Kara sighed and followed Ingrid to the car. They got in. Ingrid pulled onto the road and shot away from the paid lot.
“Hey!” Kara said.
“I’m looking for a cheaper one. I don’t have ten bucks.”
Kara slapped a twenty on the console.
“You need that for diapers and shit. Stop being such an old lady and let me drive you home. It’s all country roads anyway. Nothing to hit.”
“Except deer, coyotes, bears, the occasional hitchhiker…”
“I’ll avoid the animals. If the hitchhiker is cute, I’ll pick him up.” She grinned over at Kara. “Give you a proper birthday party.”
Kara flipped her the finger and fastened her seat belt.
“Yep, it’s an engine,” Kara peered under the car hood.
At least she was no longer seeing double.
She was also, unfortunately, not seeing the problem that had them pulled over on an empty wooded road.
“I have no idea what’s wrong, but Gavin will be here in fifteen minutes.
If he can’t fix it, he’ll give you a lift. Gavin—”
“Gavin, Gavin, Gavin,” Ingrid huffed. “Do you know how sick I am of hearing his name? How many times have you brought him up tonight?”
“Um, twice? First when I said you shouldn’t drive and second when you proved it, leaving us stranded by the side of a very creepy road.”
“The car left us stranded.”
“I thought you said it was new?”
“It is. This is the first problem I’ve had with it, unlike that rust bucket you’re stuck with because you married Gavin.”
“I like my car just fine.” Kara slammed the hood shut and perched on it. “And my husband.”
Ingrid sniffed. “He’s not your husband, he’s your jailer. He’ll get here and be all, ‘I told you not to go out.’ I’m surprised he let you.”
“Actually, he’s the one who talked me into it. He thought I could use the break, and he knows you’re going through a rough time—”
Ingrid’s head snapped up. “You told him about the phone calls?”
“I don’t keep secrets from my husband, but no, since you’re the only one getting them, I haven’t told him. I just said you’ve been having a rough time adjusting to the new job and new state—”
“You still don’t believe me about the calls, do you?”
Kara exhaled and leaned back on her hands. “Why just call you? Why not me, too? He thinks we both did it.”
“But only one of us has a hulking construction worker for a husband. The other lives alone in a crappy apartment with zero security and a so-called best friend who won’t take the threat seriously and let her move in—”
Kara hopped off the car. “Bring me proof and you can move in.”
“Proof? I’m your best friend, and I’m telling you we’re both in danger. Serious danger. He’s going to make us pay—”
“We already did.” Kara walked toward the forest. “It’ll be another ten minutes before the-guy-I-dare-not-name gets here. I need to pee.”
“Now?”
“Wait in the car and lock the doors. I’ll be back in—”

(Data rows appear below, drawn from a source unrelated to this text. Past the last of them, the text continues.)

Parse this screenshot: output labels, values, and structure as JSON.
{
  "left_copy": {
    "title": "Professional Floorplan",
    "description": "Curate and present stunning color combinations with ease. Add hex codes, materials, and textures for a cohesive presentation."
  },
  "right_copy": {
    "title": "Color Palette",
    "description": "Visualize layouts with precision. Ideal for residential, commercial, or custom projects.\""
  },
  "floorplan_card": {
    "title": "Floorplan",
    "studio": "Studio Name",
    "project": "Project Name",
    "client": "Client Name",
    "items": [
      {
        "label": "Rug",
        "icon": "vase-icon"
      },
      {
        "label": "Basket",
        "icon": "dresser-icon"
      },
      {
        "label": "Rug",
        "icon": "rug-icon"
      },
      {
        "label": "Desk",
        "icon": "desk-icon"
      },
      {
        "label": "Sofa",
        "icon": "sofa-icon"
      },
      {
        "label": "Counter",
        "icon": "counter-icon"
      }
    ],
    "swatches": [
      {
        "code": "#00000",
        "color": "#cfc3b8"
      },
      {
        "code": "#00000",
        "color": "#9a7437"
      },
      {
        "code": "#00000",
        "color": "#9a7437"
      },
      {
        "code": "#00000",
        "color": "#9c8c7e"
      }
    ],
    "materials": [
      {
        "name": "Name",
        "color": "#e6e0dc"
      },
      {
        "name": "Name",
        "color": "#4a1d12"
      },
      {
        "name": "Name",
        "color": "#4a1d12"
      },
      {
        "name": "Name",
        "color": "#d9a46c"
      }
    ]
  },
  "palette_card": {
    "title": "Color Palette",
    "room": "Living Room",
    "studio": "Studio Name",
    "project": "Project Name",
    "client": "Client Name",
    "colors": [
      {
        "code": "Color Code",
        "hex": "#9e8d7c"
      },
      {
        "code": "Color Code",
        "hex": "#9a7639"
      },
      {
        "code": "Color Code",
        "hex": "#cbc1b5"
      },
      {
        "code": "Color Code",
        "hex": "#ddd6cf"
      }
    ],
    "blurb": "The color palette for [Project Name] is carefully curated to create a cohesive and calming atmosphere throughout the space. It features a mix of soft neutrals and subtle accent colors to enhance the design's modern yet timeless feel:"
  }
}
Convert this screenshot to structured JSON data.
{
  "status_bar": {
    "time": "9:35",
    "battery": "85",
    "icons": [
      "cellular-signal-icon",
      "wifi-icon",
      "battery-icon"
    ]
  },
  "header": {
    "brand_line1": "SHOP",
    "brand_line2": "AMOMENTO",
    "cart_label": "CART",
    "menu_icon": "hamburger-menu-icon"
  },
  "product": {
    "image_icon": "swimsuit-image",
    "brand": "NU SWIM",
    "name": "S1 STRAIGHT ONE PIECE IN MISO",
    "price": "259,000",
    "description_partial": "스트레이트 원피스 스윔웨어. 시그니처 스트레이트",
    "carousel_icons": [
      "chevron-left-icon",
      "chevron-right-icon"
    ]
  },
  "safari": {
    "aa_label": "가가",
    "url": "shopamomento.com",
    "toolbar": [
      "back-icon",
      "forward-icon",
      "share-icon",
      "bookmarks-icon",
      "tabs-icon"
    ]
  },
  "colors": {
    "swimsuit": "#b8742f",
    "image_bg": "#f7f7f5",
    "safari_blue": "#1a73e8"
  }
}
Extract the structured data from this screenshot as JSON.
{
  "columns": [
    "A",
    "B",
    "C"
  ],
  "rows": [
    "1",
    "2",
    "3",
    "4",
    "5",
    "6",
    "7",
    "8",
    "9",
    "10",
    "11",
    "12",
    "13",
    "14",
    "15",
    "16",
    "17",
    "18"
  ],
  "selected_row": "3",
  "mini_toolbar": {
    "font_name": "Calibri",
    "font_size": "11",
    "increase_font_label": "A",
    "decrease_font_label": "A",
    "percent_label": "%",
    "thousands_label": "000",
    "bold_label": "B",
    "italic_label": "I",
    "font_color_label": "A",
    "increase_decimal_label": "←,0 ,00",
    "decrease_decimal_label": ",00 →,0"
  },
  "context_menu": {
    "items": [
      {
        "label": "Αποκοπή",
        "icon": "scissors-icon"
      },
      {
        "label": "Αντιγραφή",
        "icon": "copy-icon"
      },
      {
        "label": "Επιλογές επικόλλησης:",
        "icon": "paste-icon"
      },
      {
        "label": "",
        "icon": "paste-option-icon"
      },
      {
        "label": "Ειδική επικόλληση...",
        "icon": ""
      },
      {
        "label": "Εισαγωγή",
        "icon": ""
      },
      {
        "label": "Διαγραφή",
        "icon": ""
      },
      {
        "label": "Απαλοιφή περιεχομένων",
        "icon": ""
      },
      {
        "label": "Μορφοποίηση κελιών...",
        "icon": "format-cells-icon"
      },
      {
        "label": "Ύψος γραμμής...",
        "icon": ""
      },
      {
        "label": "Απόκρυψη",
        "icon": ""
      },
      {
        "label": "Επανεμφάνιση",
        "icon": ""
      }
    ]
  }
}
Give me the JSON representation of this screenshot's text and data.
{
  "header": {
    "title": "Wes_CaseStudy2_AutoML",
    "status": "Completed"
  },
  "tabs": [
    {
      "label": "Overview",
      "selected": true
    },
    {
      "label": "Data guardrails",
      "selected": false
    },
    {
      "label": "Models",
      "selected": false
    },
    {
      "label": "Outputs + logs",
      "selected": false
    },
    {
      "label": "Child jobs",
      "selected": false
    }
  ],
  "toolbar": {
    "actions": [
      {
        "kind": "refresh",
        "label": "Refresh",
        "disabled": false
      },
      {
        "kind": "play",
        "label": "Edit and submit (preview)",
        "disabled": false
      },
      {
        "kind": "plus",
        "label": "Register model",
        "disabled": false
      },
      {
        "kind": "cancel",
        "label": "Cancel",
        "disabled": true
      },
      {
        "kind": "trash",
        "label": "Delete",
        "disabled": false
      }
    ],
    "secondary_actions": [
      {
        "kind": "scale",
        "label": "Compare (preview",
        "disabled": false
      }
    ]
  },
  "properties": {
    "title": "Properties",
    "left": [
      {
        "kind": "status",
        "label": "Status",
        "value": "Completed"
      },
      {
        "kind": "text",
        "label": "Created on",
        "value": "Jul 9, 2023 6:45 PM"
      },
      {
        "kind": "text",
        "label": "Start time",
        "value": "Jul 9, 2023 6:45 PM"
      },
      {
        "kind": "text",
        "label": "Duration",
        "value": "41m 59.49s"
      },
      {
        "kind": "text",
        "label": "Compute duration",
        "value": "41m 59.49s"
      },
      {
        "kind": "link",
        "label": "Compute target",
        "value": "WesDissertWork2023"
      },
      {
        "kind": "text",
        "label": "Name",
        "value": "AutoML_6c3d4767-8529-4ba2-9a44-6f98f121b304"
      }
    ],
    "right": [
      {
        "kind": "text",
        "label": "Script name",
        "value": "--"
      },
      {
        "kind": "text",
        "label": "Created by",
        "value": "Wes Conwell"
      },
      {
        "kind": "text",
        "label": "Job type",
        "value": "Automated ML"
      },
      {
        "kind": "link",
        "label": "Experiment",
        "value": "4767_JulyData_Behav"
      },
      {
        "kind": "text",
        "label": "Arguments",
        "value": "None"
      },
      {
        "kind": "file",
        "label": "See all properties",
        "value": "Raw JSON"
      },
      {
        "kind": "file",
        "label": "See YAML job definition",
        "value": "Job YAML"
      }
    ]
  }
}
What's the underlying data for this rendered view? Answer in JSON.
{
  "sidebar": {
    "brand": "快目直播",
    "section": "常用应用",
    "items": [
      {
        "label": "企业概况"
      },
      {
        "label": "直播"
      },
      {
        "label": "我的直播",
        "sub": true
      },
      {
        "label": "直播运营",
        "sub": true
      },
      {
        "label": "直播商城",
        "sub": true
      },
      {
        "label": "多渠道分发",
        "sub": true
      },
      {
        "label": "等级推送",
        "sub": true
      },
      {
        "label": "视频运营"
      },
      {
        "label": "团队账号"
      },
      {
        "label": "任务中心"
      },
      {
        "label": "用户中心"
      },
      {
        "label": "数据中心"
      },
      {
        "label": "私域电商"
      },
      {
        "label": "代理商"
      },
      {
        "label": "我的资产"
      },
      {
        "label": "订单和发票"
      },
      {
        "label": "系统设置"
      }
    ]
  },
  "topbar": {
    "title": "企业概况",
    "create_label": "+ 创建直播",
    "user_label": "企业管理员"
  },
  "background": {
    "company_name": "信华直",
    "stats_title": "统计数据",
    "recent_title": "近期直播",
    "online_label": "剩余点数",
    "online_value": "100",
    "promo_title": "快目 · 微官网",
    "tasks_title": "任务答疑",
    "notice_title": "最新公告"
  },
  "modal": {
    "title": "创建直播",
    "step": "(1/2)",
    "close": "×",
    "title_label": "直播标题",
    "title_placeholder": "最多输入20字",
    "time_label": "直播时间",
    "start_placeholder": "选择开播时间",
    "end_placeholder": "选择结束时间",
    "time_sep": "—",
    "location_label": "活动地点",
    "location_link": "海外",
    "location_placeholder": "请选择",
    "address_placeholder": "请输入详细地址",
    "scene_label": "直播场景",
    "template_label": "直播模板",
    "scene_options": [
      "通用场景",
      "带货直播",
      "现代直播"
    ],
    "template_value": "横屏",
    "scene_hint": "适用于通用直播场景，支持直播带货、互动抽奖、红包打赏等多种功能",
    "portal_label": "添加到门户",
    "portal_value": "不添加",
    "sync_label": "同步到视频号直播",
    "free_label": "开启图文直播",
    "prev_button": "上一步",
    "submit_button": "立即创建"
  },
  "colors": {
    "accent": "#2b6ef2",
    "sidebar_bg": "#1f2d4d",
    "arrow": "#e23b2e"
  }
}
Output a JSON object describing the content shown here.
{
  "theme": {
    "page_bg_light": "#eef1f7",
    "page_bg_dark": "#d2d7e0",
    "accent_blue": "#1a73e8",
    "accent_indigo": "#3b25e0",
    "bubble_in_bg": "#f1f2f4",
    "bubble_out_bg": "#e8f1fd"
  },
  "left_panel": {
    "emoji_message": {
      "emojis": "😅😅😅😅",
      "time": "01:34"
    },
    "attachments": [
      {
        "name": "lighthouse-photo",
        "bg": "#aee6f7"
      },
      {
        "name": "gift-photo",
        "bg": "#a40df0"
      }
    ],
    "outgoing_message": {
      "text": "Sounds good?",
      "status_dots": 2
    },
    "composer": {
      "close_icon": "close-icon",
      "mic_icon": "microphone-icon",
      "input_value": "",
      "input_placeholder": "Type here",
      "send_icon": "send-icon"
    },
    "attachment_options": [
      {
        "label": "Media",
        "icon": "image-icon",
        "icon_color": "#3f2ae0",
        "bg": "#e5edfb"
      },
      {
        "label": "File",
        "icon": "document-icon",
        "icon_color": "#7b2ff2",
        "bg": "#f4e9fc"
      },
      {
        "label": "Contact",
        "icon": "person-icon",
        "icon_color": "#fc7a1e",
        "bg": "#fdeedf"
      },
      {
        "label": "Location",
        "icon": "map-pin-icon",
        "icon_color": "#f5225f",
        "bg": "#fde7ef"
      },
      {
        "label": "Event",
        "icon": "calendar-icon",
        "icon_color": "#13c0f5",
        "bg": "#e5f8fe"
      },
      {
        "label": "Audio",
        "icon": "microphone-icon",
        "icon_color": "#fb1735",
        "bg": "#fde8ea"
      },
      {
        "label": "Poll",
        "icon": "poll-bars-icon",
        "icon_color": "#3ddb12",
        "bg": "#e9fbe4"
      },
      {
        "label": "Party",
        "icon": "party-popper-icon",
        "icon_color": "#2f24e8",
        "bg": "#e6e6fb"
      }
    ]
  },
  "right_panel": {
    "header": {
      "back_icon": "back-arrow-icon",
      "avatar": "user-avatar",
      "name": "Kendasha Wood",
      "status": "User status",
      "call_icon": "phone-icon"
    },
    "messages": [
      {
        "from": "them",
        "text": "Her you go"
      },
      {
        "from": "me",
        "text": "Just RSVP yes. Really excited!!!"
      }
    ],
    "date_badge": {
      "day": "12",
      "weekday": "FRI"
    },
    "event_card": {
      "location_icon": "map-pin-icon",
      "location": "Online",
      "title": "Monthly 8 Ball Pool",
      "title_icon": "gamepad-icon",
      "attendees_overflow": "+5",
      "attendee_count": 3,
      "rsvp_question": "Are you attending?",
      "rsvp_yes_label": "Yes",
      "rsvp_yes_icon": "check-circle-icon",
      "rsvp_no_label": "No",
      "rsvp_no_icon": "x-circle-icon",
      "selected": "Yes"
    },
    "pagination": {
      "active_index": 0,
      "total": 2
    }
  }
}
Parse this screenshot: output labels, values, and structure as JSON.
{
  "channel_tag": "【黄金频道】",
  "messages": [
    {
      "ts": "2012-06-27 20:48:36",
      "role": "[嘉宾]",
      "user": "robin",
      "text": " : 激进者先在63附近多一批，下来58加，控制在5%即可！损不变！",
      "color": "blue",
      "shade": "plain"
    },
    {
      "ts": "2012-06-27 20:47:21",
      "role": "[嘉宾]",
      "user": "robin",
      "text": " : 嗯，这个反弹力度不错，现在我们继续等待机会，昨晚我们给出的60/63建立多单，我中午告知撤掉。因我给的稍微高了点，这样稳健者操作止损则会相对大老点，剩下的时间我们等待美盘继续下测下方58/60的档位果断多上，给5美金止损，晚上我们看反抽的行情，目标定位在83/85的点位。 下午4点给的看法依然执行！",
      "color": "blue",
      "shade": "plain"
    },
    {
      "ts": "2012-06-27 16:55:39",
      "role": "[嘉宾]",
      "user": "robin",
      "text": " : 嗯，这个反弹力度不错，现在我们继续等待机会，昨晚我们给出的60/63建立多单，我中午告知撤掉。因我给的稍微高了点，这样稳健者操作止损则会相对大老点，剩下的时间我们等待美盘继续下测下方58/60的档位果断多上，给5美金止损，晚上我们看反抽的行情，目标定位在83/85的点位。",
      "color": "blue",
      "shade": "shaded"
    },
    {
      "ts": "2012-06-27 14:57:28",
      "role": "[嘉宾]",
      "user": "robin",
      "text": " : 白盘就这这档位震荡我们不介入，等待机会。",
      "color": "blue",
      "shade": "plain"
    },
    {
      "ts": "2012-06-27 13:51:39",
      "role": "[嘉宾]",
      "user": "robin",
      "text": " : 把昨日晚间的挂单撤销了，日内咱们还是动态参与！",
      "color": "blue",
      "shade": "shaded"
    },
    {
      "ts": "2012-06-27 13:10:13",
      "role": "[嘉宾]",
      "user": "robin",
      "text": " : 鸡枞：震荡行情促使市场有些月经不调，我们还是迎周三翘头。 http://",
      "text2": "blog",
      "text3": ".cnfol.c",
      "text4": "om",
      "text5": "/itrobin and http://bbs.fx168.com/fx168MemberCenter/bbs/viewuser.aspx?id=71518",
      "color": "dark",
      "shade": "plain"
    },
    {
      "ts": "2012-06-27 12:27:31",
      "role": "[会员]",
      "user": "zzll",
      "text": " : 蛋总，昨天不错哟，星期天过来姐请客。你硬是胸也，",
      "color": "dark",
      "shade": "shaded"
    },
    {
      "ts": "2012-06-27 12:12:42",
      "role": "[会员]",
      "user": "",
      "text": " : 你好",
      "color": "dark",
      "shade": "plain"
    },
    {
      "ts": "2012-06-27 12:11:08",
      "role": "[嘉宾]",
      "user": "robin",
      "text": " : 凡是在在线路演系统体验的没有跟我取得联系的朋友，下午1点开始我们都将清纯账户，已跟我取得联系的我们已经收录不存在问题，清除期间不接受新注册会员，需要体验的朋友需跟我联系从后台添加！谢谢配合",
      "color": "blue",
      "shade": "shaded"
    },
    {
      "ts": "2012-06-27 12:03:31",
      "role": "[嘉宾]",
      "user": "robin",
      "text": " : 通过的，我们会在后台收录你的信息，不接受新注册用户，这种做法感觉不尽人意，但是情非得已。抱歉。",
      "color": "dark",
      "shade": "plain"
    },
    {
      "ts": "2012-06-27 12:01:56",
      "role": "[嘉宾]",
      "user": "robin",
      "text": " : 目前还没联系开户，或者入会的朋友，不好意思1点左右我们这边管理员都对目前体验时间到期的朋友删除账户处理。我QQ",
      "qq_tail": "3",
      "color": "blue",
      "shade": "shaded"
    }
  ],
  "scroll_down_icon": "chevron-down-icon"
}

“You’re not going anywhere without me.”
“Story of my life,” Kara muttered under her breath and waved for Ingrid to follow.
Kara walked about fifty yards into the forest. Ingrid stopped after twenty and began whining about why Kara had to go so far. Because she wanted a clearing, so she didn’t get a sapling up her ass when she squatted. She didn’t tell Ingrid that. It wouldn’t stop her complaining. Nothing did.
As Kara crouched, Ingrid’s mutterings tapered off. Then her friend gasped, the sound sudden and harsh in the silent forest. Kara leaped up, yanking her jeans over her hips.
“Ingrid?”
No answer.
Kara spun. Hands grabbed her from behind. Strong hands. She opened her mouth. A cloth slapped over her mouth and nose, a damp cloth, stinking of chemicals, and she crumpled, unconscious to the ground.
Kara woke to music, playing so softly it sounded like a voice whispering in her ear, and she scrambled to sit up, thinking it was Gavin and—
She felt something cold and hard under her legs, and her brain stuttered, throwing her back five years, waking on a cold metal slab of a bed, no mattress, no sheets, no pillow.
She shivered convulsively, her brain screaming no, that that was over, long over, that she’d paid the price, paid the goddamn price.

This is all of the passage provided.